Curator's Note
Historian, author and radio icon Studs Terkel kicked off the public radio project StoryCorps in 2003 by asking, “Where’s the human voice?” His anecdote of an emotionless, humorless, humane-less interaction, saved by the most basic of human sounds, is a powerful commentary on society’s deficiency of human voice.
"Where's the human voice?" The answer is on public radio.
Select StoryCorps segments were recently animated for public television. While the visual cues add color and playfulness to the text, at the heart, Terkel’s commentary is about the human voice, in the human voice. Take away the pictures, and you have the same touching words. Take away his voice, and you’re left with nothing.
StoryCorps has gone on to record thousands of peoples’ voices, permanently archiving each at the Library of Congress. Selected weekly segments air nationally on NPR. With both permanent locations and a mobile unit, StoryCorps seeks out and preserves the histories of everyday people. That makes StoryCorps one of public radio's greatest accomplishments. But it's just one small fulfillment of public radio’s larger promise to inform, enrich, and entertain. Public radio outlets from the national network level down to the smallest, local stations offer listeners a textured collage of human voices, senses of place, and meaningful public discourse.
Some may argue the idea of public radio is an anachronistic relic in our current digitized, multichannel media environment. Still, somehow, public radio thrives. Like Terkel, I believe it’s because there’s nothing more true, more real, or more familiar than the spoken word.
In a time when it’s sexy to throw a prefix on the word “media,” – social media, multimedia, new media – there’s an old medium thriving – public radio. Why? Because public radio delivers not just vox, but vox humana.
Comments
the persistence of media
What a treat to have you join our conversation, Jim. I could probably spend hours asking you about your work and the larger mission of public broadcasting to "inform, enrich, and entertain." Instead, I'll ask you about the persistence of "old media" forms. Television did not kill radio, though it did shift its focus and formats. Digital technologies also have not killed radio.
So have you noticed any "shifting" with respect to NPR's focus or formats today? How is the encounter with digital technologies not only facilitating your mission but also, perhaps, pushing it in new directions?
I'm also curious about the persistence of localism--the assumption that there is some news and information best delivered by local companies and citizens. Is this, perhaps, a value that has intensified for public broadcasting, despite or because of the fact that satellites and digital code allow the easy transfer of data across all boundaries and borders?
I love StoryCorps and admit
I love StoryCorps and admit to having gotten choked up listening to some of the conversations recorded.
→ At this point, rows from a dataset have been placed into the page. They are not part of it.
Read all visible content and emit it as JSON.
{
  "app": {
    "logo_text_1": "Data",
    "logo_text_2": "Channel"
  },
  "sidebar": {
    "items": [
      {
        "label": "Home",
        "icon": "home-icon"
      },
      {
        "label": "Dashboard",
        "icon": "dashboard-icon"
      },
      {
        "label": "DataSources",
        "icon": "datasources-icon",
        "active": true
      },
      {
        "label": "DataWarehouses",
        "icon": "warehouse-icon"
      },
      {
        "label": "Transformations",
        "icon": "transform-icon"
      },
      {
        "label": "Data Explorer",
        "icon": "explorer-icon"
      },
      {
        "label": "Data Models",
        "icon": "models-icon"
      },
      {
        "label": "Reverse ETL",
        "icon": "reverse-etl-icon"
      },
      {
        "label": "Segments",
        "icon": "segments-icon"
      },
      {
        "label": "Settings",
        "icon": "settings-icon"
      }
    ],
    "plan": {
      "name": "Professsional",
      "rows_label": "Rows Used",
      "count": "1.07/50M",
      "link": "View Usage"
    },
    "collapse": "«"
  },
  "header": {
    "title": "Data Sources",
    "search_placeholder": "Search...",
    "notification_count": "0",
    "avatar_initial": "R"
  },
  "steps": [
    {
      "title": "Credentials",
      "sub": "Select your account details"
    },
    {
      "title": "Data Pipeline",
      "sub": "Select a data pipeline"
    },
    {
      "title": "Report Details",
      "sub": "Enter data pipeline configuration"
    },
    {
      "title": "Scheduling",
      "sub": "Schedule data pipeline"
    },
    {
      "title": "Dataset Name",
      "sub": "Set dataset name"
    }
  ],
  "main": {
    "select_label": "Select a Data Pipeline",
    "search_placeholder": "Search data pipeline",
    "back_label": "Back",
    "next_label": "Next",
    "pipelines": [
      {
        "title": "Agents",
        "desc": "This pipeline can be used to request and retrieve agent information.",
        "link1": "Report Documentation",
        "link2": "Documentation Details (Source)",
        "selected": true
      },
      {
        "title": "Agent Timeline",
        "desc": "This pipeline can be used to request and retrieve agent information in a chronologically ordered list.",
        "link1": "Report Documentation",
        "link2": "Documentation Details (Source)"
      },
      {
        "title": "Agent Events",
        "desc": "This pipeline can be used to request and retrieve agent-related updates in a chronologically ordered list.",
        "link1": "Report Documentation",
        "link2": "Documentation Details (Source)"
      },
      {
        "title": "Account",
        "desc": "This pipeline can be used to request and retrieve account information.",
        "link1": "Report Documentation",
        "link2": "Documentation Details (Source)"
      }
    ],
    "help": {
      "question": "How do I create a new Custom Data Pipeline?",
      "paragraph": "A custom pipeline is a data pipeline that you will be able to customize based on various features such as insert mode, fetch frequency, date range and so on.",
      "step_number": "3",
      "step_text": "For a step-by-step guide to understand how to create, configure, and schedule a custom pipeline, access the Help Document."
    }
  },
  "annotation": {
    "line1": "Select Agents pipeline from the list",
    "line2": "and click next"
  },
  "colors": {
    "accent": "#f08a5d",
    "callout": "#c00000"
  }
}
I wonder if the absence of the camera, and the sole presence of the microphone, enables an intimacy and openness that participants may shy away from if their faces and expressions were also being recorded.
It seems a truism that while NPR is thriving, PBS is faltering. I don't have any real theories about why this is, but I think Jim's post gestures to a fascinating rationale: that in a mediascape of visual plenty, NPR provides something because of its sole aural-ness, missing from other kinds of content.
Radio--the Most Visual Medium
Ira Glass used to say, “Radio is your most visual medium.” He was referring both to the power of the human voice, and the power of spoken language--words, description, but also tone, emotion.
I’m absolutely with you on the importance of hearing the human voice and the role of radio in preserving it. But I wonder if radio organizations like NPR diminish their own value with efforts like the ones you present. In the example provided here, there was actually a TV broadcast made that had the exact same audio as what was on the radio--but with images made to go along with it? It’s interesting and entertaining, but isn’t it possible this diminishes the unique importance of the human voice? Not to sound curmudgeonly, but there seems to be an increase in the percentage of NPR shows that have an accompanying website filled with images; on many NPR shows I hear, “To see more, click on...” or “To see images of what we’re talking about go to www...” What happened to the visual medium of just voices, words, description? Where’s the human voice? Indeed, it is on public radio, but it’s telling us to go online and look at pictures.